I have a singlespeed with a Tension Seeker (similar to the Surly Singleator) chain tensioner, and it just about does the job but it a total PITA to set up. 

I would reccomend getting one that is not tensioned using a "spring", but one that fixes firmly in position bolted to the deraileur hanger. (The "spring" i got with my tensioner (which wasn't cheap) was shocking; under tension it did not properly resist the tension and spring back, it just bent. This was during initial installation.)






This is the Gusset Bachelor Tensioner which is very reasonably priced.
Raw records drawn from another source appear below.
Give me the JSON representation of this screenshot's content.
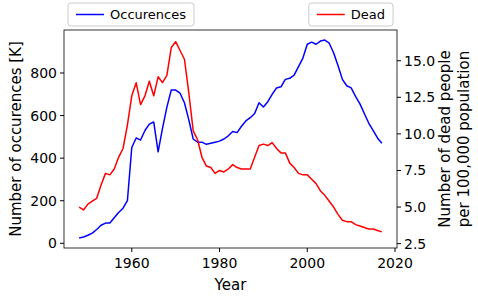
{
  "chart_data": {
    "type": "line",
    "x_label": "Year",
    "y_label": "Number of occurences [K]",
    "y2_label": "Number of dead people\nper 100,000 population",
    "legend": "top",
    "grid": false,
    "x": [
      1948,
      1949,
      1950,
      1951,
      1952,
      1953,
      1954,
      1955,
      1956,
      1957,
      1958,
      1959,
      1960,
      1961,
      1962,
      1963,
      1964,
      1965,
      1966,
      1967,
      1968,
      1969,
      1970,
      1971,
      1972,
      1973,
      1974,
      1975,
      1976,
      1977,
      1978,
      1979,
      1980,
      1981,
      1982,
      1983,
      1984,
      1985,
      1986,
      1987,
      1988,
      1989,
      1990,
      1991,
      1992,
      1993,
      1994,
      1995,
      1996,
      1997,
      1998,
      1999,
      2000,
      2001,
      2002,
      2003,
      2004,
      2005,
      2006,
      2007,
      2008,
      2009,
      2010,
      2011,
      2012,
      2013,
      2014,
      2015,
      2016,
      2017
    ],
    "series": [
      {
        "name": "Occurences",
        "color": "#0000ff",
        "axis": "y",
        "values": [
          25,
          30,
          38,
          48,
          65,
          85,
          95,
          95,
          120,
          145,
          165,
          200,
          450,
          495,
          485,
          530,
          560,
          570,
          430,
          540,
          640,
          720,
          720,
          705,
          660,
          580,
          490,
          475,
          475,
          465,
          470,
          475,
          480,
          490,
          505,
          525,
          520,
          550,
          575,
          590,
          610,
          660,
          640,
          665,
          700,
          730,
          735,
          770,
          775,
          790,
          830,
          870,
          935,
          945,
          935,
          950,
          955,
          940,
          895,
          835,
          770,
          740,
          730,
          690,
          655,
          610,
          565,
          530,
          495,
          470
        ]
      },
      {
        "name": "Dead",
        "color": "#ff0000",
        "axis": "y2",
        "values": [
          5.0,
          4.8,
          5.2,
          5.4,
          5.6,
          6.5,
          7.3,
          7.2,
          7.6,
          8.4,
          9.0,
          10.6,
          12.6,
          13.5,
          12.0,
          12.6,
          13.6,
          12.6,
          13.9,
          13.5,
          14.0,
          15.9,
          16.3,
          15.7,
          15.1,
          12.8,
          10.2,
          9.6,
          8.4,
          7.8,
          7.7,
          7.3,
          7.5,
          7.4,
          7.6,
          7.9,
          7.7,
          7.6,
          7.6,
          7.6,
          8.4,
          9.2,
          9.3,
          9.2,
          9.4,
          9.0,
          8.7,
          8.7,
          8.0,
          7.7,
          7.3,
          7.2,
          7.2,
          6.9,
          6.6,
          6.1,
          5.8,
          5.4,
          5.0,
          4.5,
          4.1,
          4.0,
          4.0,
          3.8,
          3.7,
          3.6,
          3.5,
          3.5,
          3.4,
          3.3
        ]
      }
    ],
    "xlim": [
      1944.55,
      2020.45
    ],
    "xticks": [
      1960,
      1980,
      2000,
      2020
    ],
    "ylim": [
      -22,
      1002
    ],
    "yticks": [
      0,
      200,
      400,
      600,
      800
    ],
    "y2lim": [
      2.2,
      17.1
    ],
    "y2ticks": [
      2.5,
      {
        "value": 5,
        "label": "5.0"
      },
      7.5,
      {
        "value": 10,
        "label": "10.0"
      },
      12.5,
      {
        "value": 15,
        "label": "15.0"
      }
    ]
  }
}
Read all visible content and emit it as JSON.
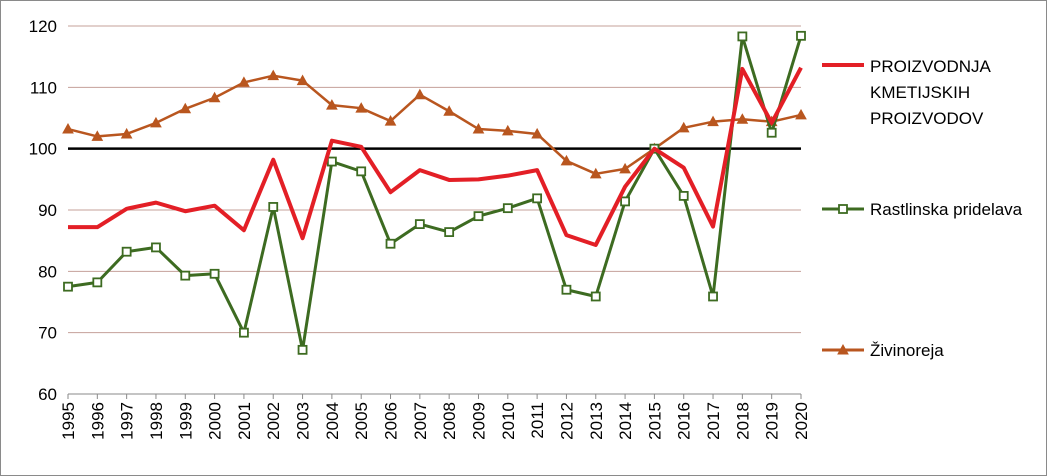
{
  "chart_data": {
    "type": "line",
    "title": "",
    "xlabel": "",
    "ylabel": "",
    "ylim": [
      60,
      120
    ],
    "yticks": [
      60,
      70,
      80,
      90,
      100,
      110,
      120
    ],
    "grid": true,
    "legend_position": "right",
    "reference_line": 100,
    "categories": [
      "1995",
      "1996",
      "1997",
      "1998",
      "1999",
      "2000",
      "2001",
      "2002",
      "2003",
      "2004",
      "2005",
      "2006",
      "2007",
      "2008",
      "2009",
      "2010",
      "2011",
      "2012",
      "2013",
      "2014",
      "2015",
      "2016",
      "2017",
      "2018",
      "2019",
      "2020"
    ],
    "series": [
      {
        "name": "PROIZVODNJA KMETIJSKIH PROIZVODOV",
        "legend_lines": [
          "PROIZVODNJA",
          "KMETIJSKIH",
          "PROIZVODOV"
        ],
        "color": "#e31f26",
        "marker": "none",
        "values": [
          87.2,
          87.2,
          90.2,
          91.2,
          89.8,
          90.7,
          86.7,
          98.2,
          85.4,
          101.3,
          100.3,
          92.9,
          96.5,
          94.9,
          95.0,
          95.6,
          96.5,
          85.9,
          84.3,
          93.8,
          100.0,
          96.9,
          87.3,
          113.0,
          104.2,
          113.2
        ]
      },
      {
        "name": "Rastlinska pridelava",
        "legend_lines": [
          "Rastlinska pridelava"
        ],
        "color": "#3d6b21",
        "marker": "square",
        "values": [
          77.5,
          78.2,
          83.2,
          83.9,
          79.3,
          79.6,
          70.0,
          90.5,
          67.2,
          97.9,
          96.3,
          84.5,
          87.7,
          86.4,
          89.0,
          90.3,
          91.9,
          77.0,
          75.9,
          91.4,
          100.0,
          92.3,
          75.9,
          118.3,
          102.6,
          118.4
        ]
      },
      {
        "name": "Živinoreja",
        "legend_lines": [
          "Živinoreja"
        ],
        "color": "#b9561f",
        "marker": "triangle",
        "values": [
          103.2,
          102.0,
          102.4,
          104.2,
          106.5,
          108.3,
          110.8,
          111.9,
          111.1,
          107.1,
          106.6,
          104.5,
          108.8,
          106.1,
          103.2,
          102.9,
          102.4,
          98.0,
          95.9,
          96.7,
          100.0,
          103.4,
          104.4,
          104.8,
          104.4,
          105.5
        ]
      }
    ]
  }
}
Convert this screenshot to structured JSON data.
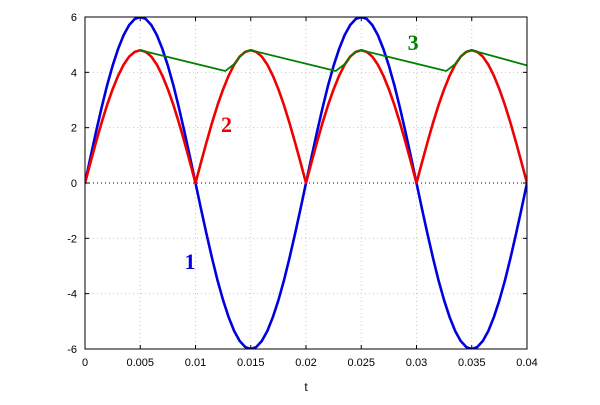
{
  "chart_data": {
    "type": "line",
    "xlabel": "t",
    "ylabel": "",
    "xlim": [
      0,
      0.04
    ],
    "ylim": [
      -6,
      6
    ],
    "grid": true,
    "zero_line": true,
    "x_ticks": [
      0,
      0.005,
      0.01,
      0.015,
      0.02,
      0.025,
      0.03,
      0.035,
      0.04
    ],
    "x_tick_labels": [
      "0",
      "0.005",
      "0.01",
      "0.015",
      "0.02",
      "0.025",
      "0.03",
      "0.035",
      "0.04"
    ],
    "y_ticks": [
      -6,
      -4,
      -2,
      0,
      2,
      4,
      6
    ],
    "y_tick_labels": [
      "-6",
      "-4",
      "-2",
      "0",
      "2",
      "4",
      "6"
    ],
    "series": [
      {
        "label": "1",
        "color": "#0000e0",
        "label_at": [
          0.0095,
          -3.1
        ],
        "x": [
          0,
          0.0005,
          0.001,
          0.0015,
          0.002,
          0.0025,
          0.003,
          0.0035,
          0.004,
          0.0045,
          0.005,
          0.0055,
          0.006,
          0.0065,
          0.007,
          0.0075,
          0.008,
          0.0085,
          0.009,
          0.0095,
          0.01,
          0.0105,
          0.011,
          0.0115,
          0.012,
          0.0125,
          0.013,
          0.0135,
          0.014,
          0.0145,
          0.015,
          0.0155,
          0.016,
          0.0165,
          0.017,
          0.0175,
          0.018,
          0.0185,
          0.019,
          0.0195,
          0.02,
          0.0205,
          0.021,
          0.0215,
          0.022,
          0.0225,
          0.023,
          0.0235,
          0.024,
          0.0245,
          0.025,
          0.0255,
          0.026,
          0.0265,
          0.027,
          0.0275,
          0.028,
          0.0285,
          0.029,
          0.0295,
          0.03,
          0.0305,
          0.031,
          0.0315,
          0.032,
          0.0325,
          0.033,
          0.0335,
          0.034,
          0.0345,
          0.035,
          0.0355,
          0.036,
          0.0365,
          0.037,
          0.0375,
          0.038,
          0.0385,
          0.039,
          0.0395,
          0.04
        ],
        "y": [
          0,
          0.94,
          1.85,
          2.72,
          3.53,
          4.24,
          4.85,
          5.35,
          5.71,
          5.93,
          6,
          5.93,
          5.71,
          5.35,
          4.85,
          4.24,
          3.53,
          2.72,
          1.85,
          0.94,
          0,
          -0.94,
          -1.85,
          -2.72,
          -3.53,
          -4.24,
          -4.85,
          -5.35,
          -5.71,
          -5.93,
          -6,
          -5.93,
          -5.71,
          -5.35,
          -4.85,
          -4.24,
          -3.53,
          -2.72,
          -1.85,
          -0.94,
          0,
          0.94,
          1.85,
          2.72,
          3.53,
          4.24,
          4.85,
          5.35,
          5.71,
          5.93,
          6,
          5.93,
          5.71,
          5.35,
          4.85,
          4.24,
          3.53,
          2.72,
          1.85,
          0.94,
          0,
          -0.94,
          -1.85,
          -2.72,
          -3.53,
          -4.24,
          -4.85,
          -5.35,
          -5.71,
          -5.93,
          -6,
          -5.93,
          -5.71,
          -5.35,
          -4.85,
          -4.24,
          -3.53,
          -2.72,
          -1.85,
          -0.94,
          0
        ]
      },
      {
        "label": "2",
        "color": "#f00000",
        "label_at": [
          0.0128,
          1.85
        ],
        "x": [
          0,
          0.0005,
          0.001,
          0.0015,
          0.002,
          0.0025,
          0.003,
          0.0035,
          0.004,
          0.0045,
          0.005,
          0.0055,
          0.006,
          0.0065,
          0.007,
          0.0075,
          0.008,
          0.0085,
          0.009,
          0.0095,
          0.01,
          0.0105,
          0.011,
          0.0115,
          0.012,
          0.0125,
          0.013,
          0.0135,
          0.014,
          0.0145,
          0.015,
          0.0155,
          0.016,
          0.0165,
          0.017,
          0.0175,
          0.018,
          0.0185,
          0.019,
          0.0195,
          0.02,
          0.0205,
          0.021,
          0.0215,
          0.022,
          0.0225,
          0.023,
          0.0235,
          0.024,
          0.0245,
          0.025,
          0.0255,
          0.026,
          0.0265,
          0.027,
          0.0275,
          0.028,
          0.0285,
          0.029,
          0.0295,
          0.03,
          0.0305,
          0.031,
          0.0315,
          0.032,
          0.0325,
          0.033,
          0.0335,
          0.034,
          0.0345,
          0.035,
          0.0355,
          0.036,
          0.0365,
          0.037,
          0.0375,
          0.038,
          0.0385,
          0.039,
          0.0395,
          0.04
        ],
        "y": [
          0,
          0.75,
          1.48,
          2.18,
          2.82,
          3.39,
          3.88,
          4.28,
          4.57,
          4.74,
          4.8,
          4.74,
          4.57,
          4.28,
          3.88,
          3.39,
          2.82,
          2.18,
          1.48,
          0.75,
          0,
          0.75,
          1.48,
          2.18,
          2.82,
          3.39,
          3.88,
          4.28,
          4.57,
          4.74,
          4.8,
          4.74,
          4.57,
          4.28,
          3.88,
          3.39,
          2.82,
          2.18,
          1.48,
          0.75,
          0,
          0.75,
          1.48,
          2.18,
          2.82,
          3.39,
          3.88,
          4.28,
          4.57,
          4.74,
          4.8,
          4.74,
          4.57,
          4.28,
          3.88,
          3.39,
          2.82,
          2.18,
          1.48,
          0.75,
          0,
          0.75,
          1.48,
          2.18,
          2.82,
          3.39,
          3.88,
          4.28,
          4.57,
          4.74,
          4.8,
          4.74,
          4.57,
          4.28,
          3.88,
          3.39,
          2.82,
          2.18,
          1.48,
          0.75,
          0
        ]
      },
      {
        "label": "3",
        "color": "#008000",
        "label_at": [
          0.0297,
          4.8
        ],
        "x": [
          0.005,
          0.0127,
          0.0135,
          0.014,
          0.0145,
          0.015,
          0.0227,
          0.0235,
          0.024,
          0.0245,
          0.025,
          0.0327,
          0.0335,
          0.034,
          0.0345,
          0.035,
          0.04
        ],
        "y": [
          4.8,
          4.05,
          4.3,
          4.57,
          4.74,
          4.8,
          4.05,
          4.3,
          4.57,
          4.74,
          4.8,
          4.05,
          4.3,
          4.57,
          4.74,
          4.8,
          4.25
        ]
      }
    ]
  }
}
I don't know how well any chain tension devices stand up to use on a fixed gear, but should be up to the job, depending on how hard and far you ride.
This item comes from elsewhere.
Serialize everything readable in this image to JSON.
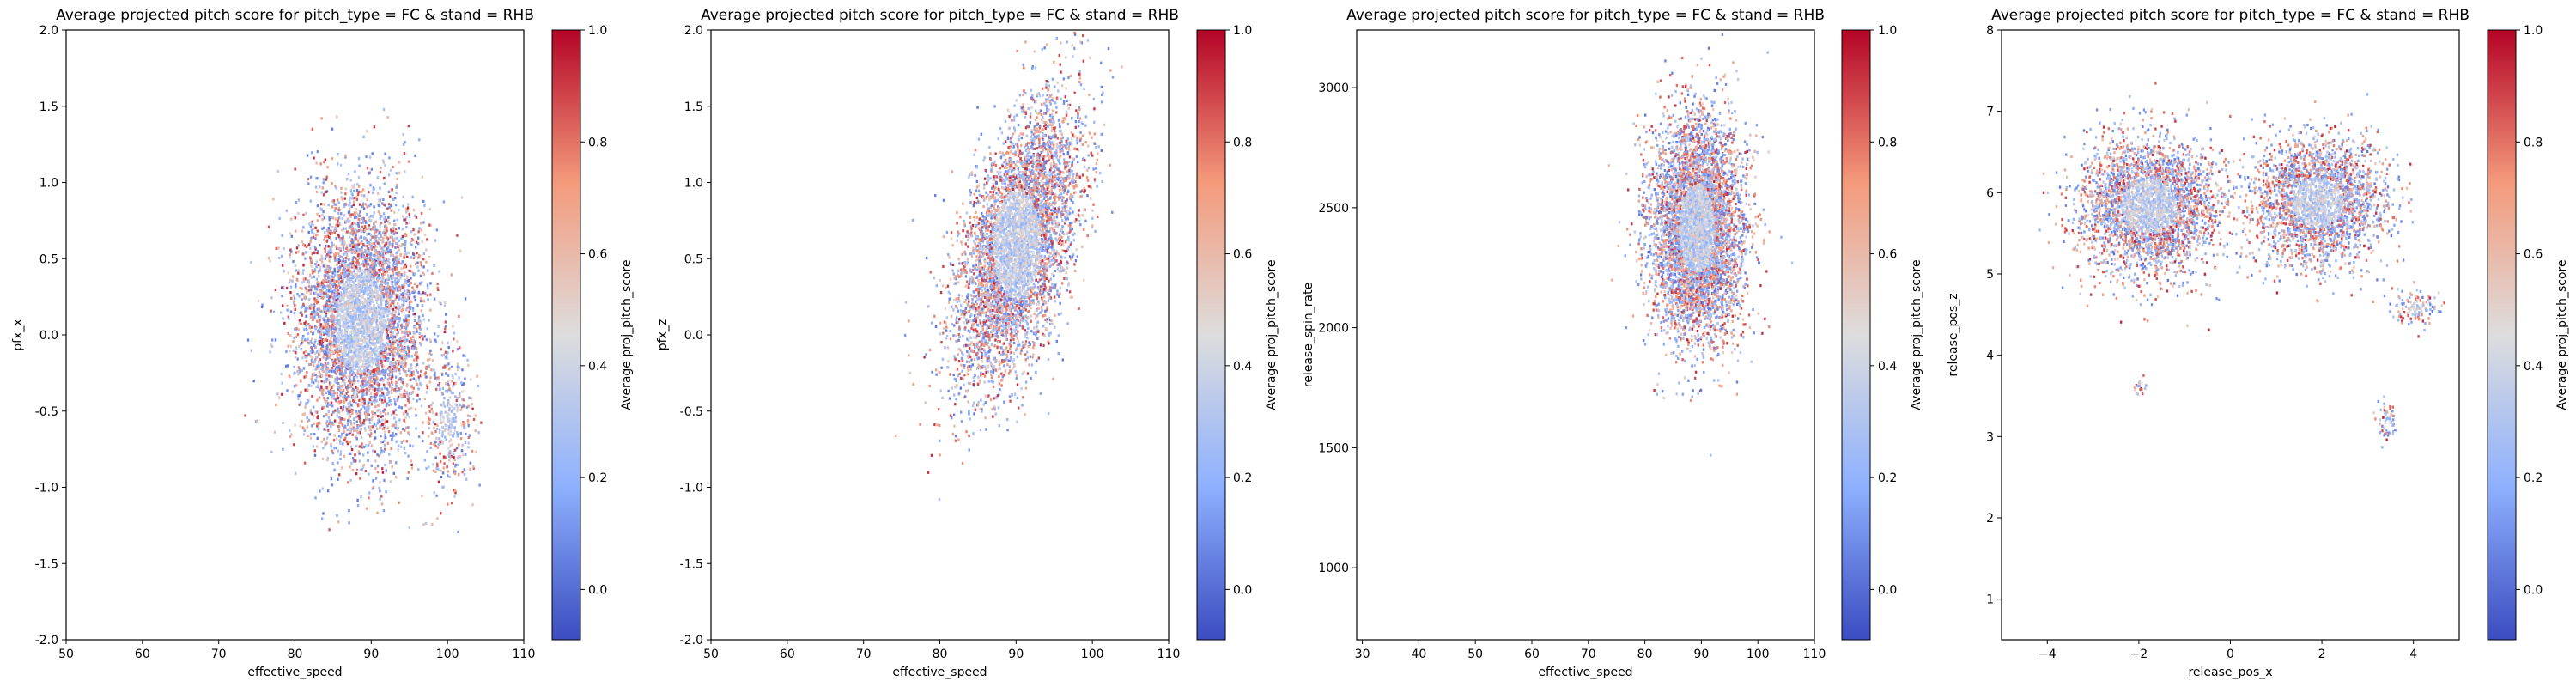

As suggested on other threads, there are other options with varying costs and challenges linked to them; 
- eccentric bottom brackets and hubs to take up slack; 
- filing the dropout to allow some lateral movement to take up slack; 
- finding the "magic" gear ratio *** (front and back cogs) so that the chain length magically fits your (specific) frame with minimal effort.
- Half link chains can help with any of these solutions to allow more control of the spare chain length.

Hope this helps

* You can acheive the same gear ratio/ gear inches using varying cogs to acheive a chain length that works for you.
for example, 52 x 20 may produce a more convenient chain length than 39 x 15 (both have ratio of 2.6 and gear inches of 70.2).


----------



## MacB (21 May 2011)

My understanding, and other may correct me here, is:-

Fixed - chain tensioner is a no-no as are the mini EBBs(Excentriker, Forward Components and Phil Wood) that fit standard bottom bracket shells. You can try to get the right ring/cog combo using this:-
http://eehouse.org/fixin/index.php
and there's also the ghost(I think) ring, so you set ring/cog and chain as close as you can and then have a floating chainwheel in between the chain, it will move forward and backwards to adjust tension....I've never tried this but have seen piccies. I've also seen Sheldon Brown stuff on filing the dropout to give some tension ability.
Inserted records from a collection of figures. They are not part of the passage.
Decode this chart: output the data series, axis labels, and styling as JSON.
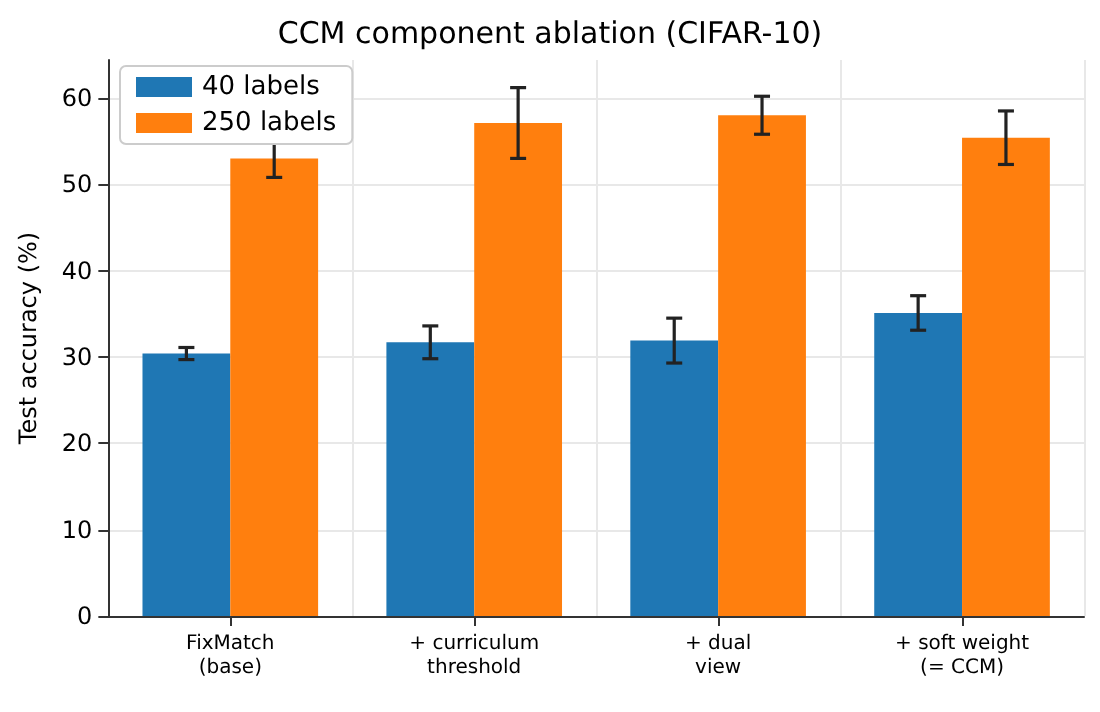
{
  "chart_data": {
    "type": "bar",
    "title": "CCM component ablation (CIFAR-10)",
    "ylabel": "Test accuracy (%)",
    "categories": [
      "FixMatch\n(base)",
      "+ curriculum\nthreshold",
      "+ dual\nview",
      "+ soft weight\n(= CCM)"
    ],
    "series": [
      {
        "name": "40 labels",
        "color": "#1f77b4",
        "values": [
          30.4,
          31.7,
          31.9,
          35.1
        ],
        "errors": [
          0.7,
          1.9,
          2.6,
          2.0
        ]
      },
      {
        "name": "250 labels",
        "color": "#ff7f0e",
        "values": [
          53.0,
          57.1,
          58.0,
          55.4
        ],
        "errors": [
          2.2,
          4.1,
          2.2,
          3.1
        ]
      }
    ],
    "ylim": [
      0,
      64.4
    ],
    "yticks": [
      0,
      10,
      20,
      30,
      40,
      50,
      60
    ],
    "grid": true,
    "legend": "top left"
  }
}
SS - any tensioner(or an old rear derailler), the Surly or the Pauls Engineering Melvin get good reviews, or one of the mini EBB's, these require an Outboard Bearing Crankset and provide about half the adjustment of a full eccentric, but you can use a half link in the chain if need be - I use the Forward components one for a hub gear and has been excellent, but not cheap. However it's currently out of production pending a new model which is meant to be able to work with square taper as well. As is the, seen and reviewed, but not appeared Phil Wood Lil Phil eccentric. There's also an eccentric hub but I have no experience of that, it seems to be a bit of a marmite thing though, either loved or hated.


----------